Morals are quite the hot topic.

I used to love this class because of the always interesting discussion that took place, but some topics just inspire what feels like a feud of ideals instead of a discussion of viewpoints.

It’s really scary.

 

I have my own views on morals and their relation to religion. I’m not closed-minded about it, I always find everyone’s input extremely interesting and insightful. Everyone really makes some good points! But what I absolutely cannot stand is when people start to get so righteous and defensive about their points. Obviously people feel very strongly about their ideas, and that’s great, but when everyone starts yelling over each other to be heard and cutting each other off, I just feel like crawling under my desk and out the door. It’s like being in the middle of gunfire. And although I’m sure no one would admit it, I think it has a lot to do with ignorance and limited view. On topics like religion, I think sometimes people are oblivious to how limited their view is. Speaking for myself, it is easy to forget that “religion” is not limited to belief in God. We’ve spent the whole semester attempting to define religion and saying it is made up of rituals and traditions and community, and it’s pretty freaking hard to escape!!

So then when we talk about morality, at least when we talked about it today, it seemed like everyone forgot that. Religion = God. But that’s not the case!!!! And I see a lot of truth in looking at morality and religion like you would look at a rectangle and a square. All squares are rectangles, but not all rectangles are squares. Genuinely religious people are believed to be/hold morals, but not all moral people are truly religious. Morality is the rectangle. It can be in a religious sense, or it can stand on it’s own. Now some would argue that all morals result out of religious belief, and I see a certain truth in that. I would not say it is false. But I also see a truth in saying that morals can exist without the influence of religion. Maybe I am too biased to make that judgment because I was raised in a religious family and attended 13 years of Catholic school, but I think humanity can come to the conclusion, at least a majority consensus, that certain acts are bad when committed with foul intent. And I think humanity has the ability to discern what defines intent as malicious. I don’t think their needs to be a belief in a godly overseer or karmic punishment for one to come to the conclusion that you should not take someone else’s life. 

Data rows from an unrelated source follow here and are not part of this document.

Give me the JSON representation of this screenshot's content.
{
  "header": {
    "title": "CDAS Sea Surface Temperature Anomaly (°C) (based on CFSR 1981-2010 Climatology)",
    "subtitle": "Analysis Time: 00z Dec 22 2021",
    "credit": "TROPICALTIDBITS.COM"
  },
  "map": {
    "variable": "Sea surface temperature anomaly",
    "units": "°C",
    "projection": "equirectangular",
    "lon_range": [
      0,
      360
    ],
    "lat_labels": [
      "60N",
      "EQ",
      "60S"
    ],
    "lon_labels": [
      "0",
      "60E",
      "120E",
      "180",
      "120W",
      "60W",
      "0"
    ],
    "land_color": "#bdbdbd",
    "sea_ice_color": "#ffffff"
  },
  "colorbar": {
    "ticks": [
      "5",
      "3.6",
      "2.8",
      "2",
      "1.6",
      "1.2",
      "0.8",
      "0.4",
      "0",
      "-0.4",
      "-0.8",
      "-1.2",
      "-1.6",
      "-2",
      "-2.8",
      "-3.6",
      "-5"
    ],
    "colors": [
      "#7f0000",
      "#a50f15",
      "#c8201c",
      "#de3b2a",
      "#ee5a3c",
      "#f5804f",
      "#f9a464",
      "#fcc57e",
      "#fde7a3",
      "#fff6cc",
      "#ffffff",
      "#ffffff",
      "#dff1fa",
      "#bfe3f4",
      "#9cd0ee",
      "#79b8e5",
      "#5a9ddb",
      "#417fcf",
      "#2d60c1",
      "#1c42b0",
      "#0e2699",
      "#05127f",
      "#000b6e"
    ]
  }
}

What about the conscience? Is that a part of the brain and self derived from religion? I really don’t think so. It’s in our wiring to feel bad about actions we commit when they are committed with wrongful purpose. I feel bad when I spend considerable amounts of money. Sometimes even on things that I feel I really need. I know that I could probably live without them, but I decide they are necessary for my comfort. But I also know that my family struggles with money. That my parents are providing me with an education at a $40,000 a year institution. That they have already sacrificed to send me through Catholic school for 13 years. That they are currently putting my brother through Catholic school and will continue to for at least the next five years. None of this has anything to do with religion. But the voice in my head makes me feel bad when I spend money on little luxuries because I know that my family is struggling. That I am taking for granted. And I feel like I am hurting them indirectly in some way. That is morals. Morals work through your conscience. And I don’t need religious beliefs to tell me that I should be worried about the well being of my family.

It’s pure instinct.

I believe morals are tied in with instinct. Animals kill other animals for food; for survival. They don’t kill just to kill. We kill animals for food; for survival. When running on instinct, no creature would kill for the sake of causing death. Killing is an instinctual reaction for survival. Whether it be the result of a feeling of being threatened, to protect, or to provide for basic needs such as food, killing has a reason in the animal kingdom. It’s not an evil act. 

We’ve talked about religion being used to explain things; tragedies, what happens when we die, etc. And I think that still applies here. Religion developed as a way to explain feelings of instinct.